EMA, who recently released the album Past Life Martyred Saints, excels at evoking conflicting emotions. Erika M. Anderson’s songs are fierce lullabies that soothe and sear, simultaneous expressions of love and loathing, cathartic kiss-offs that also contain apologies and regrets.
On stage at the Red Palace Sunday night, Anderson’s ability to smash together and produce unsettling emotions was magnified. She switched from pleading to swaggering, soft to loud, threatening to seductive; without warning—seduction became threat became plea, and soft words hit with more impact than the loud ones. She used her whisper more sparingly in performance than on her record, but this only imbued it with greater power.
Little snatches of lyrics stood out from her songs. On “Breakfast,” she chanted softly, over and over, “Mama’s in the bedroom don’t you stop,” sexy as hell and deeply unsettling.
On “Anteroom,” the second to last track she played, she sang “If this time through we don’t get it right, I’ll come back to you, in another life.” Over crashing cymbals, Anderson wrung all the hopefulness and hopelessness out of that statement. She gets the maximum possible emotional impact from her words.
Like their singer, the rest of the band kept the audience off guard: tempo, volume, and instrumentation constantly changed. Anderson punched, slapped, tapped, and strummed her guitar, wringing sound out of it every way she could. Her band has two multi-instrumentalists who double up on the violin and keyboards and violin and guitar. One of the violin players often plucked along with the guitar parts.
Anderson’s sister is the drummer, and she fluctuated between aggressive avalanches of cymbal crashes and softer time-keeping, breaking into a shuffle in “Grey Ship” and then dropping out completely later in the set while Anderson sang unaccompanied.
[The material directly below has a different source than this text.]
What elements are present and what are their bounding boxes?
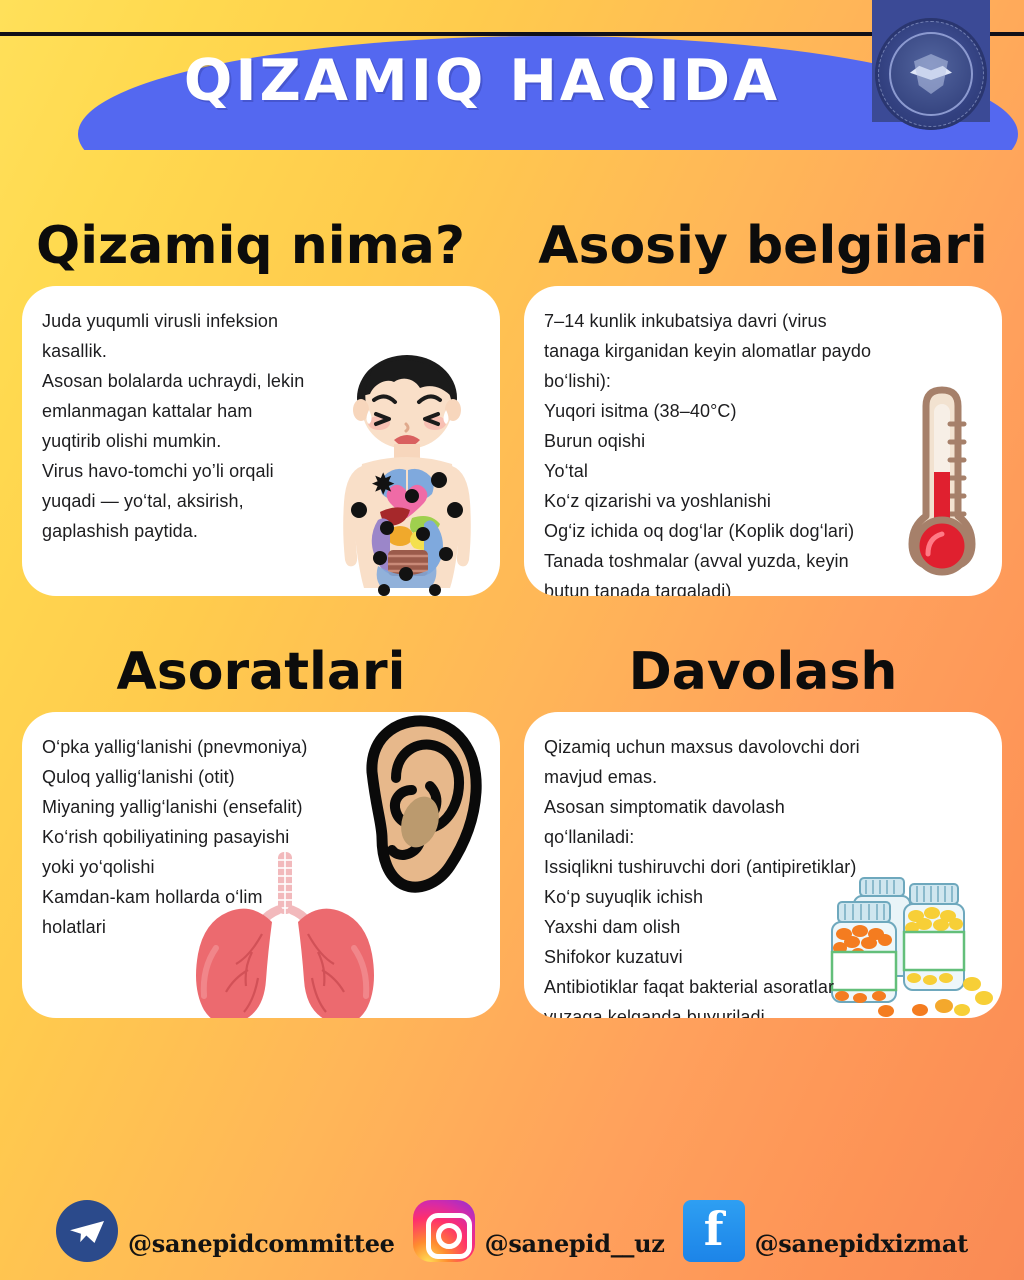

Several songs open with soft strumming from two guitars and one violin before building into something else.
“Anteroom” sounded like Nirvana unplugged at times, but the group was not afraid to scorch their way through heavier parts on songs like “Red Star” and “Butterfly Knife.” Since they have no bass player live, the feedback squall from the guitar was especially powerful, and when both guitars churned together, it was explosive.
Anderson ended the set stalking the stage as she sang “California,” wringing extra pleasure from the opening line “Fuck California, you made me boring.” This is a damn cool line, but disingenuous: nothing about EMA is boring.